For someone who drinks a good amount of beer, I know precious little about the brewing process. That’s something I’m hoping to change, which is why you can expect to see me exploring quite a few brewing basics on the site in the coming months. Today, I’m diving into barrel-aging, which is way more complex than I assumed. Pull up a stool and pour yourself an imperial stout while I dig into the basics of barrel-aging beer, wine, and spirits.
Barrel-aging is exactly what is sounds like. It’s the process of aging beer, wine, or spirits in a wooden barrel. (Some wine is aged in steel barrels, but that’s a discussion for another time.) Of course, the barrels in question aren’t just storage vessels; they’re a key factor into the alchemy that informs a beverage’s flavor. Barrel-aging allows mere mortals to manipulate liquid, air, and the chemical compounds present in the wood to create rich, complex flavors. Brewers can work with different types of woods—cherry or oak, for example—in addition to manipulating finishes and aging time. All of these factors can contribute to the flavor of the beverage.
Barrel-aging beer seems like an age-old practice, doesn’t it? Seems like a total Viking move, no? (Hang on, I’m frantically Googling “did Vikings have barrels???”)
While the beer-loving hordes of old may have used barrels for liquid storage and fermentation, barrel-aged beer is actually relatively new to U.S. craft beer consumers. Hop Culture reports that, in 1992, Chicago-based Goose Island became the first U.S. brewery to mass-produce a barrel-aged beer. That was only 30 years ago! Aged in bourbon barrels, Goose Island’s Bourbon County Stout is still available—but now other breweries have caught up, cranking out aged imperial stouts and barleywines using similar processes.
Per Hop Culture, brewers like barrel-aged beers because of the rich flavors present in the wood. The beer soaks into the barrel over time, absorbing chemical compounds that create rich flavors ranging from caramel to coconut. Sometimes florals sneak in there, too. Personally, I think the aromatic depths of a barrel-aged beer are priceless, especially when enjoyed as a cold-weather drink. (During the dog days of winter, nothing’s cozier than New Holland Dragon’s Milk stout.) Overall, barrel-aging seems to be best for high-ABV beers with strong flavors—beers like strong ales or imperial stouts that won’t be overwhelmed by the flavors imparted during the aging process.
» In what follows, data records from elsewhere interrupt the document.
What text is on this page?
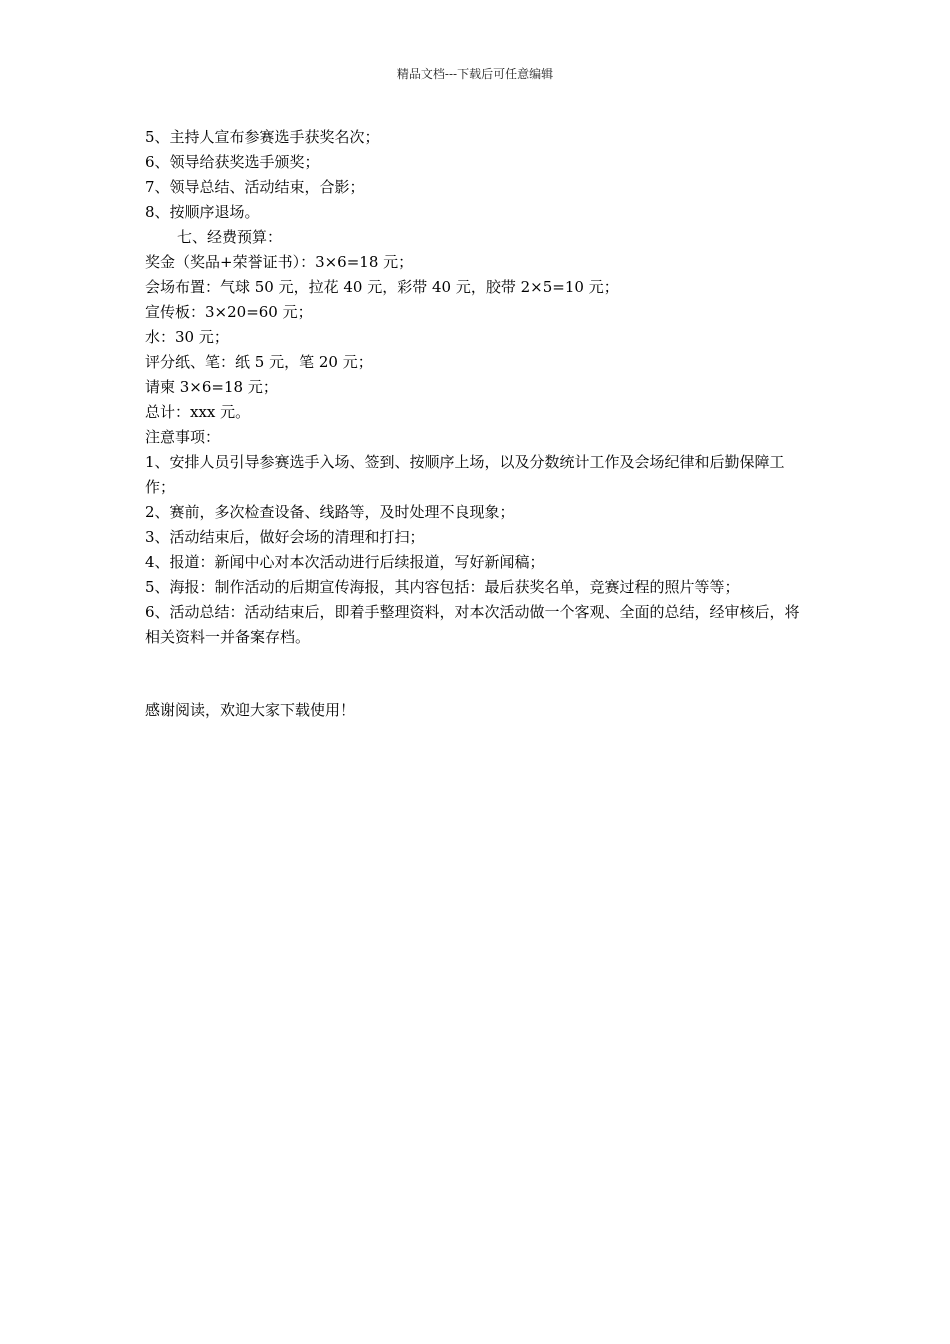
精品文档---下载后可任意编辑

5、主持人宣布参赛选手获奖名次；

6、领导给获奖选手颁奖；

7、领导总结、活动结束，合影；

8、按顺序退场。

七、经费预算：

奖金（奖品+荣誉证书）：3×6=18 元；

会场布置：气球 50 元，拉花 40 元，彩带 40 元，胶带 2×5=10 元；

宣传板：3×20=60 元；

水：30 元；

评分纸、笔：纸 5 元，笔 20 元；

请柬 3×6=18 元；

总计：xxx 元。

注意事项：

1、安排人员引导参赛选手入场、签到、按顺序上场，以及分数统计工作及会场纪律和后勤保障工作；

2、赛前，多次检查设备、线路等，及时处理不良现象；

3、活动结束后，做好会场的清理和打扫；

4、报道：新闻中心对本次活动进行后续报道，写好新闻稿；

5、海报：制作活动的后期宣传海报，其内容包括：最后获奖名单，竞赛过程的照片等等；

6、活动总结：活动结束后，即着手整理资料，对本次活动做一个客观、全面的总结，经审核后，将相关资料一并备案存档。

感谢阅读，欢迎大家下载使用！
Barrel-aging has a place in spirit production, too. Take Patrón Añejo tequila, which is aged in an oak barrel for a minimum of 12 months. Distillers take a similar approach for bourbon, which is aged in charred oak barrels.
Of course, per MasterClass, barrel-aging is also the cornerstone of the wine-making process. Once a wine has been transplanted to a barrel, it begins something called élevage, which is the French term for “raising” or “upbringing”—the last step before the wine is bottled. Basically, it’s when the wine becomes a grown-up. Like I mentioned above, winemakers use all sorts of barrels during this process, including steel and oak barrels.
Whether you’re aging a beer, wine, or spirit, the most important thing to know is that barrel-aging is much more than just allowing a liquid to settle into itself. It’s a very intentional process during which the liquid absorbs the chemical compounds present in the barrel. Next time you taste a barrel-aged beverage, try to imagine how it was aged. Do you taste floral accents? A hint of coconut? Both of those elements could speak to the compounds present in the barrel itself. And though we may be moving out of imperial stout weather, there are plenty of spring and summer beverages that flaunt the effects of barrel-aging. It’s tequila time, dudes.